Financial details of the deal were not disclosed and Horsham, Pennsylvania-based Acurian will continue to operate under its own name and as a business unit of North Carolina’s PPD. The existing management team and Acurian CEO Rick Malcolm will remain in their positions.
“At this time, the acquisition is not expected to change employment levels at Acurian or PPD,” William Sharbaugh, COO of PPD, told Outsourcing-Pharma.com. “This investment in Acurian will enable us to provide our clients industry-leading services that accelerate patient enrollment and support their strategies for data-driven feasibility, site selection and enrollment delivery.”
Acurian helps sponsors manage the patient recruitment cycle through proprietary and predictive software analytics.
“PPD and Acurian both serve many large- and mid-sized pharma companies, and we work with a number of the same companies,” Sharbaugh said, noting both companies are restricted in how much they can discuss on specific clients.
Acurian, which has operated for 15 years, last month launched clinical trial enrollment reports with cost analyses for over 30 therapeutic areas. The analyses offer insight into the budget implications for specialty recruitment services when compared to adding trial sites and/or time.
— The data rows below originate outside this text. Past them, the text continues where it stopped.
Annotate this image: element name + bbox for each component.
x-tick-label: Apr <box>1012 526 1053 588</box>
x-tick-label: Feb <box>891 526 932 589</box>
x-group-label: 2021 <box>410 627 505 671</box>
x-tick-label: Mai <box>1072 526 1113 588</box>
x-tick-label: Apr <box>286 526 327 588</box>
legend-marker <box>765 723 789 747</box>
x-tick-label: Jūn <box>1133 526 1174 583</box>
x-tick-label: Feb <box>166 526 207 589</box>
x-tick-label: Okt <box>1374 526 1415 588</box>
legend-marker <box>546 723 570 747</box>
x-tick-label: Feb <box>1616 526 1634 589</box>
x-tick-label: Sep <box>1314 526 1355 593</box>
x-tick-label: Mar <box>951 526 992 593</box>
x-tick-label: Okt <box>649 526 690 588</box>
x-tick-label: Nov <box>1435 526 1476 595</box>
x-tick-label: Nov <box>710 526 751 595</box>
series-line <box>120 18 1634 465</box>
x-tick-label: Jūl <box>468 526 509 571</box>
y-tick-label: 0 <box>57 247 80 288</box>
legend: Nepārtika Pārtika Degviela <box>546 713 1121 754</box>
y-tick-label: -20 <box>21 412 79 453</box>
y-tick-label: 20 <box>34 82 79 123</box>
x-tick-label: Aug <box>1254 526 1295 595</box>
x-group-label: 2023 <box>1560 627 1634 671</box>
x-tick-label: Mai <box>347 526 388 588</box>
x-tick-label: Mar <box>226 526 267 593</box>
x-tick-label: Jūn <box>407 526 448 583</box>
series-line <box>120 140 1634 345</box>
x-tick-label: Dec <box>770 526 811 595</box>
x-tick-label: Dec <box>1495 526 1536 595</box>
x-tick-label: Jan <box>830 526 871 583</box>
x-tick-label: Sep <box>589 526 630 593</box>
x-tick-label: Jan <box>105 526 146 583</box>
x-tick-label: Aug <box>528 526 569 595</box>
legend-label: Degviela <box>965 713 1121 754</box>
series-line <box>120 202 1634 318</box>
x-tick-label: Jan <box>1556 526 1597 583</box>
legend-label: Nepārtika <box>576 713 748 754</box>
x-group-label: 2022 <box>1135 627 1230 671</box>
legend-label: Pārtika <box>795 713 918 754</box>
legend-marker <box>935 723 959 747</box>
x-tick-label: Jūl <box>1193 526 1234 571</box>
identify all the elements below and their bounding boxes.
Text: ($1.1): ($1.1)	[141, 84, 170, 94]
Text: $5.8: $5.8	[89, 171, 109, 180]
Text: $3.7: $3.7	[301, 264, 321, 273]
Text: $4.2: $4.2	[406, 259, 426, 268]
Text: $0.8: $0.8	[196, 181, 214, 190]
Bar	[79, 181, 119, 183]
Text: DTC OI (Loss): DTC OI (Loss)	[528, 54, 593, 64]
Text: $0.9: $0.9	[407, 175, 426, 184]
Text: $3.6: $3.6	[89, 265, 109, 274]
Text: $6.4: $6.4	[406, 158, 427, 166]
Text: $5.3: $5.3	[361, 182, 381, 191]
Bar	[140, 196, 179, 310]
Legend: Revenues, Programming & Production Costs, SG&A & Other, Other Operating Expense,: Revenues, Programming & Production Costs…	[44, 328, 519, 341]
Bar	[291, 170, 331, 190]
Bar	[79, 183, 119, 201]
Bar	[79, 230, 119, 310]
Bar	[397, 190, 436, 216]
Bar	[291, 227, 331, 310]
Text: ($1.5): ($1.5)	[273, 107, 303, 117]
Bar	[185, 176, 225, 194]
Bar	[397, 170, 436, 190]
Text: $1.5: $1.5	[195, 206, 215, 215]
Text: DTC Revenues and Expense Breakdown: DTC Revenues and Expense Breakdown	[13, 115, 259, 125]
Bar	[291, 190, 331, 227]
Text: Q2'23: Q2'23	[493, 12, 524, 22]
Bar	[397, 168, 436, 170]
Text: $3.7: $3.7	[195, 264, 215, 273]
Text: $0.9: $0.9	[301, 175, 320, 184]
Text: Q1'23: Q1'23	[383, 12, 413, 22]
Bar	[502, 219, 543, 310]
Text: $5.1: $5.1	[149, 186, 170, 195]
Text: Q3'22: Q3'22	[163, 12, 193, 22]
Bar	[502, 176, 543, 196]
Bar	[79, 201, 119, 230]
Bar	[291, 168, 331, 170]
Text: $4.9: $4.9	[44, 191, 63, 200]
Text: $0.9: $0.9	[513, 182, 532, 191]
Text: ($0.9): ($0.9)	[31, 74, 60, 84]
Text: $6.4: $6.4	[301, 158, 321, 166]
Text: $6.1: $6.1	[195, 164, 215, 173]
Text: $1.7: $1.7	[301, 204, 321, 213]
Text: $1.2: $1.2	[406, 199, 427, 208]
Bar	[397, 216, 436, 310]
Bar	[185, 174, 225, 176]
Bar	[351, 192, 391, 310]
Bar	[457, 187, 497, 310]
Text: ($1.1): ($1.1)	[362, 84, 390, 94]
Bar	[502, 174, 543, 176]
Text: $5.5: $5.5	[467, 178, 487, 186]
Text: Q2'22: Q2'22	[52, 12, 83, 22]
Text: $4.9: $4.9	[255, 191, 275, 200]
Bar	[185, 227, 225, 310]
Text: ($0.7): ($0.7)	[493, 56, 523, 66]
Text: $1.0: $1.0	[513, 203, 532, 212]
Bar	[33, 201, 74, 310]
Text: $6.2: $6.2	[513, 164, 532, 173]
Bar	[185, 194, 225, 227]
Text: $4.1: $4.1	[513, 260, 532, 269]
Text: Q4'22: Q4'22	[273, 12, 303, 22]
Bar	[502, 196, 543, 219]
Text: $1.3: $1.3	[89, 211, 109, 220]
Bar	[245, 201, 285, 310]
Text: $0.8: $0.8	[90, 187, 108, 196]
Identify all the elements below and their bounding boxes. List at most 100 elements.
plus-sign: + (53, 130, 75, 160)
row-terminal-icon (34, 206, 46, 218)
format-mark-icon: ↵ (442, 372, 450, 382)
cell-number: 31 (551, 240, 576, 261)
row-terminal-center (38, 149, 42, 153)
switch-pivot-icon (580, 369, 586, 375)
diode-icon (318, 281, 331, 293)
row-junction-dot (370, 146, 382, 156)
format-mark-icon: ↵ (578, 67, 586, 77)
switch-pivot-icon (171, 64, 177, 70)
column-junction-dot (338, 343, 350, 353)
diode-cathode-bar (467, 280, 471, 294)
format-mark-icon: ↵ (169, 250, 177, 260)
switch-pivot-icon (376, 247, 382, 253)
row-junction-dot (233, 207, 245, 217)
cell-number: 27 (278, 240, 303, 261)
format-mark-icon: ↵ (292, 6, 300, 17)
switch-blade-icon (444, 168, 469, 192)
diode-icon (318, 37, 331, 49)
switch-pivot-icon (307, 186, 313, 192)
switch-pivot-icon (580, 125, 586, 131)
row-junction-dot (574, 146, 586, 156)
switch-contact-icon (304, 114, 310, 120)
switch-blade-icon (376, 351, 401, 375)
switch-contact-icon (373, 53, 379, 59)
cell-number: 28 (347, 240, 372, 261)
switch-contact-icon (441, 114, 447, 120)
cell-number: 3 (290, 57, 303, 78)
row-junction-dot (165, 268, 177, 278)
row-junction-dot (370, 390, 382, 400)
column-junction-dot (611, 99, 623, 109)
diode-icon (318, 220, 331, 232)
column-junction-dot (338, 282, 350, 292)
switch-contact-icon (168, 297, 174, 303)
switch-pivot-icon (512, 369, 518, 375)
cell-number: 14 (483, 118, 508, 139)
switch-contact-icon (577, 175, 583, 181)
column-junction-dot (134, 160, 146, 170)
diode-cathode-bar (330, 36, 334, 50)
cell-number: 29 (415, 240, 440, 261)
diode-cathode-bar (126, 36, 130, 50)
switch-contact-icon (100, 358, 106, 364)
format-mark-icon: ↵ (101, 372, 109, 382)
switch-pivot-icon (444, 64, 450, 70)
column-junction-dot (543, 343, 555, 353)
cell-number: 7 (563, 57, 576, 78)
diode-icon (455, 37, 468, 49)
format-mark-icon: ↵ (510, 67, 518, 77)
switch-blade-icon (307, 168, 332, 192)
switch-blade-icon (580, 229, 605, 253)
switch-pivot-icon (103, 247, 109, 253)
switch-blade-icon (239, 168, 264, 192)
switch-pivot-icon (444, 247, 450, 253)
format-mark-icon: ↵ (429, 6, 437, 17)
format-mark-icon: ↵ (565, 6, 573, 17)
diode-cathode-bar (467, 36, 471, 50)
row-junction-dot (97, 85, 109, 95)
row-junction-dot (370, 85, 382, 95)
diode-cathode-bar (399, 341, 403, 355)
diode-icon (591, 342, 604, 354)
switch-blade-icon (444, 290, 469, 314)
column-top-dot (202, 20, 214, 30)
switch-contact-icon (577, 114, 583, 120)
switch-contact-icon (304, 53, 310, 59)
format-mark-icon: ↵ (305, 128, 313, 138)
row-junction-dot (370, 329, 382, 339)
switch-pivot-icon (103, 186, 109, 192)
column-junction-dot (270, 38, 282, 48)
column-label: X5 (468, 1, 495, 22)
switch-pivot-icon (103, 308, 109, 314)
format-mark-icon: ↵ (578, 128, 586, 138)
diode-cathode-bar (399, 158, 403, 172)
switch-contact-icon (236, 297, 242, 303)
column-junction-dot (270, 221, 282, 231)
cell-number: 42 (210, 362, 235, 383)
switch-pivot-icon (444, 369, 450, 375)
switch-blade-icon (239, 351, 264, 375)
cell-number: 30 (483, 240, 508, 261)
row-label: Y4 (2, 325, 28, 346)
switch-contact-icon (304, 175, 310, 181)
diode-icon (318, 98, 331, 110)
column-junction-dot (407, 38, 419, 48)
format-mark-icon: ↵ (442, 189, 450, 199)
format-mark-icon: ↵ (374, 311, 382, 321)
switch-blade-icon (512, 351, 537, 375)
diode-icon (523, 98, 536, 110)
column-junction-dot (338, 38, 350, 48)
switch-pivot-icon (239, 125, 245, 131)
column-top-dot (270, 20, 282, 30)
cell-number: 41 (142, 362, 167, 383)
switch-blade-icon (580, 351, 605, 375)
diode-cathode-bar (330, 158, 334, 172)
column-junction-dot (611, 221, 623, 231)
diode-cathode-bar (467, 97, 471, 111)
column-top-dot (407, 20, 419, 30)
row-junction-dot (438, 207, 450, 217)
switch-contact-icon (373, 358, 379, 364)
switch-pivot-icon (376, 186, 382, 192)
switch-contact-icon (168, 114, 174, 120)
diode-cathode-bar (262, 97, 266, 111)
“Acurian’s expertise spans multiple therapeutic areas, aligning with PPD's broad therapeutic area expertise,” Sharbaugh said.
Acquisition Fever
PPD’s acquisition of Acurian is the latest in a string of M&A this summer that is seeing the CRO industry consolidate further, as experts predicted in June.
Since those predictions were made, private equity firm KKR purchased PRA for about $1.3B, acquired RPS, and then merged PRA and RPS.
Quintiles, the world’s largest CRO, also jumped into the M&A game earlier this month when it purchased Novella Clinical.